Value of Complete Revascularization in a Single Setting

Dr. Rajan Patel Presents Supporting Data at TCT 2019

“I’m going to talk about some compelling data demonstrating the value of complete revascularization,” Dr. Rajan Patel states as he opens this TCT 2019 presentation, “and give you some provocative data suggesting that complete revascularization in a single setting may be better than staging complete revascularization.”

Dr. Patel then presents a case study to illustrate the benefits of complete revascularization, which he lists as:

  • Less early recurrent ischemia and subsequent procedures
  • Better tolerance of events in other coronary distributions
  • Preservation of LV function
  • Reduced rate of MI and sudden cardiac death

Dr. Patel follows with data showing that incomplete revascularization is common and that it has an impact on mortality. SYNTAX Trial data published by Farooq et al. in 2013 demonstrated a 9.1% rate of cardiac death in patients with incomplete revascularization compared with a 6% rate of cardiac death with complete revascularization (p=0.049). Data from the Mayo Clinic PCI Registry and other sources, including large meta-analyses, also reveal survival benefits and reductions in MACCE in patients receiving complete revascularization.

In addition, Dr. Patel presents data from Bangalore et al. published in 2015 that illustrates how PCI with complete revascularization is closing the gap with CABG. While MI was significantly more prevalent with PCI compared with CABG in patients with incomplete revascularization, there was no difference in MI rate among patients with complete revascularization in the CABG and PCI arms. “So, there seems to be a clear advantage of complete revascularization,” Dr. Patel states, “and if PCI is ever going to win against CABG, it looks like we have to start doing more complete revascularization.”

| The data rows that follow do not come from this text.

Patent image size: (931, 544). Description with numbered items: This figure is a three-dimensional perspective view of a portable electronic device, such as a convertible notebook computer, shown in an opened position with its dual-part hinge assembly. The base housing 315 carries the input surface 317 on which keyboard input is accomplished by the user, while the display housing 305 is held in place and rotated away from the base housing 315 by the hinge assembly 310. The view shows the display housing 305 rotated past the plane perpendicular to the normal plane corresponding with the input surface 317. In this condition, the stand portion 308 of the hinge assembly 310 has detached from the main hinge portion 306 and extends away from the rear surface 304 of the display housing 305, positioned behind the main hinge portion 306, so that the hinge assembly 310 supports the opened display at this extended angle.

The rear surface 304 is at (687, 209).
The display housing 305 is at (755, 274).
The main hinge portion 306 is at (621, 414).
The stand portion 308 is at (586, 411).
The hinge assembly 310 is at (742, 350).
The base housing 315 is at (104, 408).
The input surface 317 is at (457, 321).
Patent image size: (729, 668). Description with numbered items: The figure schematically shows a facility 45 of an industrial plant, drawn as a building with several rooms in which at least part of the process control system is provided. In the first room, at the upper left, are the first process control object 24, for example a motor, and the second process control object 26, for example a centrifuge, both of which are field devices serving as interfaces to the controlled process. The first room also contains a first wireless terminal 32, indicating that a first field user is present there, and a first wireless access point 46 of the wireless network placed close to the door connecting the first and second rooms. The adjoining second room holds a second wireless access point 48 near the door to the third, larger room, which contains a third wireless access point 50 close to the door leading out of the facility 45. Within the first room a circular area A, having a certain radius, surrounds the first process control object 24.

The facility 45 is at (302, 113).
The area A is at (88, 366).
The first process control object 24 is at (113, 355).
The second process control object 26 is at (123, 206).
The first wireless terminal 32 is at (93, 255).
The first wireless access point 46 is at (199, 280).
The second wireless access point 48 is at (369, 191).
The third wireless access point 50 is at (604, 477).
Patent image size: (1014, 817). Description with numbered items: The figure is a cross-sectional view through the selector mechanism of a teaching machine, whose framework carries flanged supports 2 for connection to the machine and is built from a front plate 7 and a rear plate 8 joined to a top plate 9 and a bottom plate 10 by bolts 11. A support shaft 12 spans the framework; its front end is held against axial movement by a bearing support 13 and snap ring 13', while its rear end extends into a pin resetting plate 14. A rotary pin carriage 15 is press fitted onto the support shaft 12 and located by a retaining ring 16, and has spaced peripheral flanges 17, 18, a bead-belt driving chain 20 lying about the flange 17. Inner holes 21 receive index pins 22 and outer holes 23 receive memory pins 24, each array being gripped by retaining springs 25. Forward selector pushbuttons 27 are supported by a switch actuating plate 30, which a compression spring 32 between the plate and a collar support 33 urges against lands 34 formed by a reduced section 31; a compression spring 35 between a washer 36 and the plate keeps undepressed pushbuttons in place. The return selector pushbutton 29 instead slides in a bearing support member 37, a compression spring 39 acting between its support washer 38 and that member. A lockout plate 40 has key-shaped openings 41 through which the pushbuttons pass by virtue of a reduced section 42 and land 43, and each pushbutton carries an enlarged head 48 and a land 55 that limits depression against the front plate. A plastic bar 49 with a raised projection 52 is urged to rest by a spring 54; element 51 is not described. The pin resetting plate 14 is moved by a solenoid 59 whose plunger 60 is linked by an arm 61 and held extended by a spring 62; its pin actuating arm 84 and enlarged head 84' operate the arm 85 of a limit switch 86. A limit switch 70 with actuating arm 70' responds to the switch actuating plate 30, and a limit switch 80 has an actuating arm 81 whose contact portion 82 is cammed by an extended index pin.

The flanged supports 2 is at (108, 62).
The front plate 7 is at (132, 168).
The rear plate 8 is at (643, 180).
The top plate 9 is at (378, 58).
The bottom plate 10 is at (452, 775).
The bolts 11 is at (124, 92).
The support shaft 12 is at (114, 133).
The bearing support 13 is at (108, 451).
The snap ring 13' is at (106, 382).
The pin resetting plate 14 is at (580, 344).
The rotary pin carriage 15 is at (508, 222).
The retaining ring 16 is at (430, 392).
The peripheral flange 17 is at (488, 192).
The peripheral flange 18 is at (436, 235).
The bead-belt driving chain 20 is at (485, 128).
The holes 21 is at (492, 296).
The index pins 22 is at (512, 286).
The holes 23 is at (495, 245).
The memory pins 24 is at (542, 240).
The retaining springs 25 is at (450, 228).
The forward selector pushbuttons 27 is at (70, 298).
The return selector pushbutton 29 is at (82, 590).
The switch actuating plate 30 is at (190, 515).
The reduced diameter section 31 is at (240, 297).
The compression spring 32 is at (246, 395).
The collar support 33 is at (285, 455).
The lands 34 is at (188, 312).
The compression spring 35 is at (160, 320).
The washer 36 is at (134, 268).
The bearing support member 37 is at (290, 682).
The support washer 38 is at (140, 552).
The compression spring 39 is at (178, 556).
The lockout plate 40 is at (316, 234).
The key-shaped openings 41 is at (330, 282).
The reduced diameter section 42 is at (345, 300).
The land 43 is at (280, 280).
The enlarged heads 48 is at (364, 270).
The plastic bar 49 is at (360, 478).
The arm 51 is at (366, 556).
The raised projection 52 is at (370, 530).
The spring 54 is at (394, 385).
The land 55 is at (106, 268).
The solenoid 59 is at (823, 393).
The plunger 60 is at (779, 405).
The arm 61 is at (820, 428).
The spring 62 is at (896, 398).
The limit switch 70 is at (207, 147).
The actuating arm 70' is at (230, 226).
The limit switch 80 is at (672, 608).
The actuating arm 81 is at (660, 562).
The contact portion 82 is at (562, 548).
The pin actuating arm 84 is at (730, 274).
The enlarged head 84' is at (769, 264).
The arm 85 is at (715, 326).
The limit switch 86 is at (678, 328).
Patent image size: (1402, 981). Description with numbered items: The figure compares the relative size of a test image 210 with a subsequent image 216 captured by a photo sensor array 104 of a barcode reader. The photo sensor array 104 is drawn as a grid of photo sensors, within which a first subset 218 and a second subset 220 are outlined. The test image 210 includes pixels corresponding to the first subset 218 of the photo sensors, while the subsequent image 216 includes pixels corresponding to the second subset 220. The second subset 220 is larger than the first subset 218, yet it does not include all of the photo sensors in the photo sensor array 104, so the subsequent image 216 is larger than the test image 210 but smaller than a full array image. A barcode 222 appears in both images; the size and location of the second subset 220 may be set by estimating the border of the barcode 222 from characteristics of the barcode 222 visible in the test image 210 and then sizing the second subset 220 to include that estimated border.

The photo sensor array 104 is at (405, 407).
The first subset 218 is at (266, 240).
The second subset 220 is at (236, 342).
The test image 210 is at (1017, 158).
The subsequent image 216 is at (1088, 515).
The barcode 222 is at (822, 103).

Dr. Patel then presents data from Benedetto et al. demonstrating that on-pump bypass surgery for left main coronary artery disease in the EXCEL Trial was associated with more extensive revascularization and reduced mortality seemingly related to more complete revascularization. Next, he shows data from the Roma-Verona Registry in Italy showing that more complete revascularization with protected PCI is linked to increased survival.

But should complete revascularization be done in a single setting or staged? Dr. Patel presents data from the BCIS Registry showing that patients who received single-stage complete revascularization had a clear survival benefit compared with propensity-matched patients with only culprit revascularization. In addition, SYNTAX Trial results demonstrated significantly higher all-cause death, urgent revascularization, stroke, and MACCE in patients receiving staged revascularization. The SMILE Trial also demonstrated significantly higher rates of MACCE in patients receiving multi-stage revascularization.

Dr. Patel concludes his presentation by discussing the patient-specific issues as well as operator and cath team considerations that need to be taken into account when considering single versus staged complete revascularization. In this discussion he notes that Impella® can address hemodynamic stability issues and that Impella has been shown to reduce the incidence of acute kidney injury (Flaherty et al. 2017 and Flaherty et al. 2019).